Ainsi, vous l’avez compris. Le Christ renverse tous les repères que nous avons sur la royauté. Il est roi d’humilité, roi sans pouvoir et sans armée. Il est le serviteur qui prend la dernière place, qui lave les pieds de ses disciples la veille de sa passion. Il ne répond pas aux accusations durant son procès. Il n’oppose pas de résistance aux violences qu’on lui inflige. Il brise le cercle vicieux de la haine et de la vengeance. Il va jusqu’à pardonner ses bourreaux ou plutôt il demande à son Père de les pardonner « car ils ne savent pas ce qu’ils font. » (Lc23,34) Le larron condamné à mort sur la croix à ses côtés est le premier à entrer au paradis.

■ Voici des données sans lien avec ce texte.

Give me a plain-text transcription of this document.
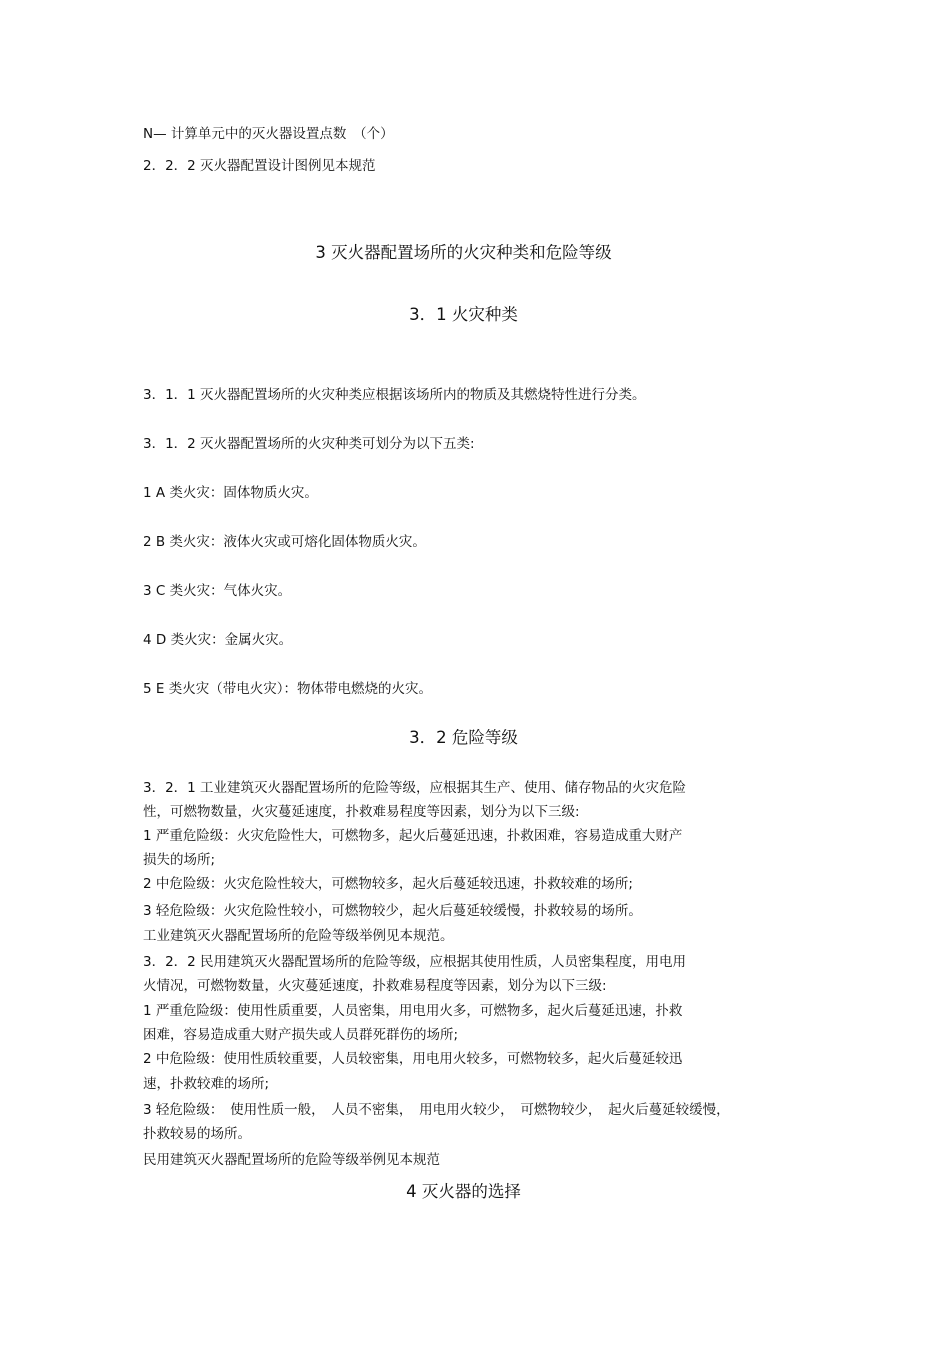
N— 计算单元中的灭火器设置点数　（个）
2．2．2 灭火器配置设计图例见本规范
3 灭火器配置场所的火灾种类和危险等级
3．1 火灾种类
3．1．1 灭火器配置场所的火灾种类应根据该场所内的物质及其燃烧特性进行分类。
3．1．2 灭火器配置场所的火灾种类可划分为以下五类:
1 A 类火灾：固体物质火灾。
2 B 类火灾：液体火灾或可熔化固体物质火灾。
3 C 类火灾：气体火灾。
4 D 类火灾：金属火灾。
5 E 类火灾（带电火灾）：物体带电燃烧的火灾。
3．2 危险等级
3．2．1 工业建筑灭火器配置场所的危险等级，应根据其生产、使用、储存物品的火灾危险
性，可燃物数量，火灾蔓延速度，扑救难易程度等因素，划分为以下三级:
1 严重危险级：火灾危险性大，可燃物多，起火后蔓延迅速，扑救困难，容易造成重大财产
损失的场所;
2 中危险级：火灾危险性较大，可燃物较多，起火后蔓延较迅速，扑救较难的场所;
3 轻危险级：火灾危险性较小，可燃物较少，起火后蔓延较缓慢，扑救较易的场所。
工业建筑灭火器配置场所的危险等级举例见本规范。
3．2．2 民用建筑灭火器配置场所的危险等级，应根据其使用性质，人员密集程度，用电用
火情况，可燃物数量，火灾蔓延速度，扑救难易程度等因素，划分为以下三级:
1 严重危险级：使用性质重要，人员密集，用电用火多，可燃物多，起火后蔓延迅速，扑救
困难，容易造成重大财产损失或人员群死群伤的场所;
2 中危险级：使用性质较重要，人员较密集，用电用火较多，可燃物较多，起火后蔓延较迅
速，扑救较难的场所;
3 轻危险级：　使用性质一般，　人员不密集，　用电用火较少，　可燃物较少，　起火后蔓延较缓慢，
扑救较易的场所。
民用建筑灭火器配置场所的危险等级举例见本规范
4 灭火器的选择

Les pauvres sont premiers dans le Royaume (Lc6,20) et « Il est plus facile à un chameau de passer par un trou d’aiguille qu’à un riche d’entrer dans le royaume de Dieu » (Lc18,25) Tout est inversé. De plus, à l’achèvement des temps, « le Christ remettra le pouvoir royal à Dieu son Père, après avoir anéanti, parmi les êtres célestes, toute Principauté, toute Souveraineté et Puissance ». (1Cor15,24) et « le dernier ennemi qu’il aura anéanti, c’est la mort » dit encore l’apôtre Paul dans la 1ère lettre aux Corinthiens.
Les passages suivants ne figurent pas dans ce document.